Malgorzata Gersdorf, the current head of the Supreme Court, has refused to step down.

(CNN)Lawmakers in Poland approved a judicial reform bill Friday that will make it easier for the ruling party to appoint a new head of the Supreme Court, despite opposition from civic rights protesters and the European Union.

The legislation, the latest judicial reform proposed by the ruling Law and Justice Party (PiS), was passed in Poland's lower house by 230 votes to 24, with four abstentions. 202 members of parliament, including all 136 from the main opposition party, did not vote.
It comes on the heels of a controversial law mandating that all Supreme Court judges over the age of 65 must retire. That law forced 27 of the 72 judges off the bench, including chief justice Malgorzata Gersdorf, and triggered legal action by the European Commission, the EU's executive arm, amid concern that it would erode judicial independence.
    The latest legislation had its first reading in the lower house Thursday, followed by further stormy debate into Friday as the PiS sought to rush through reforms on the last day before the summer recess starts.
    On Friday, several hundred protesters gathered outside parliament, shouting "shame" and "Europe, don't abandon us."
    The bill will now go for approval to the upper house of parliament, which sits for one more week, and then to the president for ratification.
    Among other measures, the law would allow a successor to Gersdorf to be chosen when only two-thirds of the positions on the Supreme Court are filled, rather than requiring almost all positions to be occupied first, as has been the case.

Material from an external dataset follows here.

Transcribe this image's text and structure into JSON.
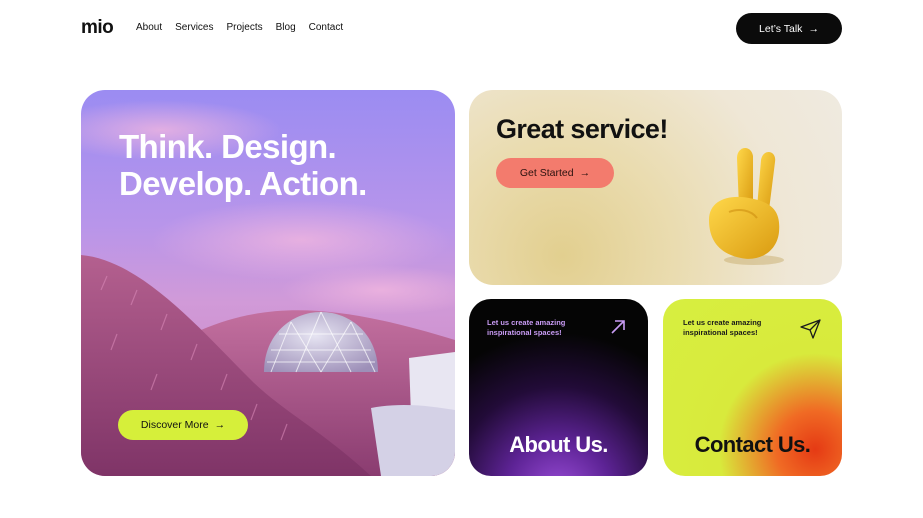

    The European Commission announced on July 2 that it had launched an infringement procedure against Warsaw over the law forcing the retirement of judges and gave the Polish government one month to respond. The matter could end up before the European Court of Justice, the bloc's highest court.
    The government is keen to push through its latest reforms quickly so that it can appoint a new chief justice without having to have so many new judges in place -- and before the European Union can intervene.
    A woman dressed as a Supreme Court judge holds a copy of the Polish constitution during a protest Thursday.